Meta Reality Labs achieved its highest revenue yet in Q4 2023, over $1 billion for the first time.

Reality Labs is the division of Meta behind Quest headsets, the Ray-Ban smart glasses, the Horizon platform, and research & development toward AR glasses and their neural wristband input device.

In the Q4 earnings call today Meta reported $1.07 billion Reality Labs quarterly revenue.

Being the holiday season, Q4 has always been the strongest quarter for Reality Labs since Meta started breaking out its financials in Q4 2020. But Q4 2023 was the strongest ever by far.

Meta CFO Susan Li told investors this record revenue was “driven by Quest 3 sales during the holiday season”. Quest 3 launched on October 10, and Q4 includes October, November, and December.

For comparison, Apple has reportedly sold just over 200,000 Vision Pro preorders, equating to over $700 million in revenue.

Meta Reality Labs also reported its highest ever costs in Q4 however, $5.72 billion, resulting in a $4.65 billion quarterly “loss”.

But while describing this as a loss is technically correct in a financial sense, in reality it’s more accurate to describe this as long term investment. XR headsets like Quest are still a relatively early technology, far from maturity, and Meta hasn’t even launched its first AR glasses yet. More than 50% of Reality Labs spending is on the research and development of AR glasses.
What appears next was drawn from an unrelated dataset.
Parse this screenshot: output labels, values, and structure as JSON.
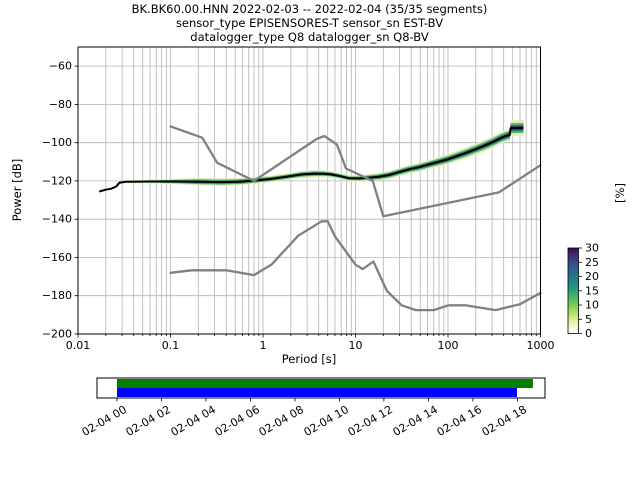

Li told investors she expects these losses to increase meaningfully over the next year due to “ongoing product development efforts in augmented reality/virtual reality and our investments to further scale our ecosystem”.

That product development refers to the AR glasses and future Quest headsets. Meta reportedly plans to ship a cheaper version of Quest 3 in coming months that may be called Quest 3 Lite, and is reportedly working with LG on a Quest Pro 2 for 2025.

It’s less clear what “investments to further scale our ecosystem” means, but it could refer to VR content and developer funding. Meta has acquired eight game studios in recent years and just released two AAA games for Quest, Asgard’s Wrath 2 from one of its studios and Assassin’s Creed Nexus from Ubisoft. It also continues to heavily invest in its Horizon “metaverse” platform, bringing it to mobile and web last year and building a first-party studio to ship high quality games inside it.

Mark Zuckerberg has in the past told investors that he doesn’t expect Reality Labs to be profitable until the 2030s, seeing it as a long-term investment in the future of computing.